NOAA favors catch share programs

Monday, November 08 2010

Unalaska, AK – Last week, the National Oceanic and Atmospheric Administration announced that it was seeking to promote "catch share" programs as a way of making America's fisheries more sustainable.

These programs move fisheries away from derby style management and instead assign individual allocations to boats, which they can then fish, lease, or sell. NOAA promotes catch share programs as a way of ending the race for fish. Glenn Merrill works for NOAA Fisheries, and he says that moving to catch share programs makes it easier to control the total harvest by the fleet and improves safety. While the total allowable catch may be the same, the fishery itself is more manageable.

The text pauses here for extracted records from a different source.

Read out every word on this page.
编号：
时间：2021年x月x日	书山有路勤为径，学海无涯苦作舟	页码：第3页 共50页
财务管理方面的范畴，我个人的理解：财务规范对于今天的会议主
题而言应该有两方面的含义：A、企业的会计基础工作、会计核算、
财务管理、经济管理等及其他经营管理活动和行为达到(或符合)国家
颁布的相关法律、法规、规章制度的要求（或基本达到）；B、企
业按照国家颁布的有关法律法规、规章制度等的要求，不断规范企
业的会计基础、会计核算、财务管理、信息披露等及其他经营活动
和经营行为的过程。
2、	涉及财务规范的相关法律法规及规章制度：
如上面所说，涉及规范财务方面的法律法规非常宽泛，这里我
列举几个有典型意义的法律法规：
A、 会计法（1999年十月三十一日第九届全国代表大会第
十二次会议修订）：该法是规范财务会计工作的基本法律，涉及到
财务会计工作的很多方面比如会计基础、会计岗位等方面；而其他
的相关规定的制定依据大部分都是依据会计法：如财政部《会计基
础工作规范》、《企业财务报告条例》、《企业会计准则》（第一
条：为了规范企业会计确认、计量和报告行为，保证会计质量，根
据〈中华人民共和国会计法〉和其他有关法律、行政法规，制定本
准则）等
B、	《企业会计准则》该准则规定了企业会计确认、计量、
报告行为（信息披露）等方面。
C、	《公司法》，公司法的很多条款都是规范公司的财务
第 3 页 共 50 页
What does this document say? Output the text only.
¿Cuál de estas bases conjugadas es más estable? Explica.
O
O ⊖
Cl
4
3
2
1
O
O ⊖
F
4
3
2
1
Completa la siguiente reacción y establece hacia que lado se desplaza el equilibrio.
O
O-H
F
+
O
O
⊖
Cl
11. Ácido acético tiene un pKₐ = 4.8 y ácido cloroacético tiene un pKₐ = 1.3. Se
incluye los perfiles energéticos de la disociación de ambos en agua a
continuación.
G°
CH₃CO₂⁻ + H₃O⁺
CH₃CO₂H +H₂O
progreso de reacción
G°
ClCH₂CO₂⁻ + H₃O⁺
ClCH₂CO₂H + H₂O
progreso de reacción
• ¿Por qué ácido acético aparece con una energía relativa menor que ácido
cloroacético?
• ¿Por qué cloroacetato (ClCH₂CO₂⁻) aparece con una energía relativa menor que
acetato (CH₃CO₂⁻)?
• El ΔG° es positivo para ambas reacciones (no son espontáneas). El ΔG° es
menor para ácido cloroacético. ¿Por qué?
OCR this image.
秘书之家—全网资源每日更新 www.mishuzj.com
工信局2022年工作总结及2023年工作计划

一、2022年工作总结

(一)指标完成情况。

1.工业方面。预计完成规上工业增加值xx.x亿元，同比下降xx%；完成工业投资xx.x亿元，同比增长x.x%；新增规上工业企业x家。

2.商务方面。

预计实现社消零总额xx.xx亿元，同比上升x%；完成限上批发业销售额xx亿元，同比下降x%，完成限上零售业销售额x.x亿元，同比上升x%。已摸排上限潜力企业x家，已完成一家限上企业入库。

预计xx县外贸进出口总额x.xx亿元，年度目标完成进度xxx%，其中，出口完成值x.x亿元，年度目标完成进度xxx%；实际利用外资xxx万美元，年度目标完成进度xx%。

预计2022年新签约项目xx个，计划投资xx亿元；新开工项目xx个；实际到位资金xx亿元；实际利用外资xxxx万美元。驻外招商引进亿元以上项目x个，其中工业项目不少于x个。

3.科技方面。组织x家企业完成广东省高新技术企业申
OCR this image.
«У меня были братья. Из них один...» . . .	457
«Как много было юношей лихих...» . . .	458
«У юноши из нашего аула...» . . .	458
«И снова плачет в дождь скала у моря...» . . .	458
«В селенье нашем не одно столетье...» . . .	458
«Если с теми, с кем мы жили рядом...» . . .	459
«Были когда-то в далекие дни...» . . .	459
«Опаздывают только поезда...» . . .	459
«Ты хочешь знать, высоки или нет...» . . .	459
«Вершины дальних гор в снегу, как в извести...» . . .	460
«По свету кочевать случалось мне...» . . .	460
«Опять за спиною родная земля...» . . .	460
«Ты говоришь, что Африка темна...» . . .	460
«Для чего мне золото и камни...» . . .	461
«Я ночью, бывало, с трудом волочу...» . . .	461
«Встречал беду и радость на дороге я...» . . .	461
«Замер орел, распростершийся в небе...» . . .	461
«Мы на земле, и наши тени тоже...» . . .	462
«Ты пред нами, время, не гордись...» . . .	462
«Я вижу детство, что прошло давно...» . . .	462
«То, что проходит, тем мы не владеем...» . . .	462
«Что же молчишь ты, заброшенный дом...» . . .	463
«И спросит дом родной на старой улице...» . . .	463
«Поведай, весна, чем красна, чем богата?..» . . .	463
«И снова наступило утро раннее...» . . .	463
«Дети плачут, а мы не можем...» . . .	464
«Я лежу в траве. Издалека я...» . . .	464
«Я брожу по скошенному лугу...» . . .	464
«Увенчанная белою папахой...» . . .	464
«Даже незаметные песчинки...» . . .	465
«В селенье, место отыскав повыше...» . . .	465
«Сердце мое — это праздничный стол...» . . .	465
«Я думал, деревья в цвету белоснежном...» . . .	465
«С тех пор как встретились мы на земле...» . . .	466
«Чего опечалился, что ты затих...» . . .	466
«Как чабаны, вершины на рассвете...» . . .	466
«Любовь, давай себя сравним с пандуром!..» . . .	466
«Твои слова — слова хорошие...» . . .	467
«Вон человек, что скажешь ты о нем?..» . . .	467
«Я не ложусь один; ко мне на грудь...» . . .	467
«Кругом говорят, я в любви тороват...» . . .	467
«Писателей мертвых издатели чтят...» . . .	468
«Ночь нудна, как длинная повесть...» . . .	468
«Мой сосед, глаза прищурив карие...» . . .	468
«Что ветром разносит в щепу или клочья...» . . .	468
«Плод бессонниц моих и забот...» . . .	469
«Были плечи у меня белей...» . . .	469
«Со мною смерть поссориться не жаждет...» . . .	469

"One of the advantages of moving to a catch share program is that if each fisherman is held to a specific enforceable limit, there's less incentive for them to go out and race for fish so rabidly," says Merrill.

Merrill also adds that fishermen are likely to reduce the amount of gear that they use and less prone to fish in marginal areas.

There are currently 14 catch share programs in the United States, and six of those are in Alaska. Crab rationalization is one of the more controversial catch-share programs, with some critics arguing that a switch to an individual quota system has substantially reduced the size of the fleet without bringing tangible benefits to most fishermen.

"We know within certain fisheries, where there was great expansion and effort, that once you implement a catch share program, there's likely to be some consolidation. And the crab fishery in particular was really characterized as a race for fish," says Merrill. "It became the deadliest catch' because there was this incentive for fishermen to put as many pots as they could on their vessels, to go out and fish as hard and fast as they could, even in poor weather conditions That incentive, once you have a portion of that annual catch limit assigned to you, is greatly diminished."

He adds that some catch share programs, like the rockfish pilot program in the Gulf of Alaska, have not seen any consolidation. He also notes that while NOAA may promote catch share programs, it's up to the North Pacific Fishery Management Council to decide whether to change the structure of additional Alaskan fisheries.

As an incentive toward implementing catch share programs, NOAA is partnering with the National Fish and Wildlife Foundation to award $2.2 million in grants to fishermen and communities considering the policy.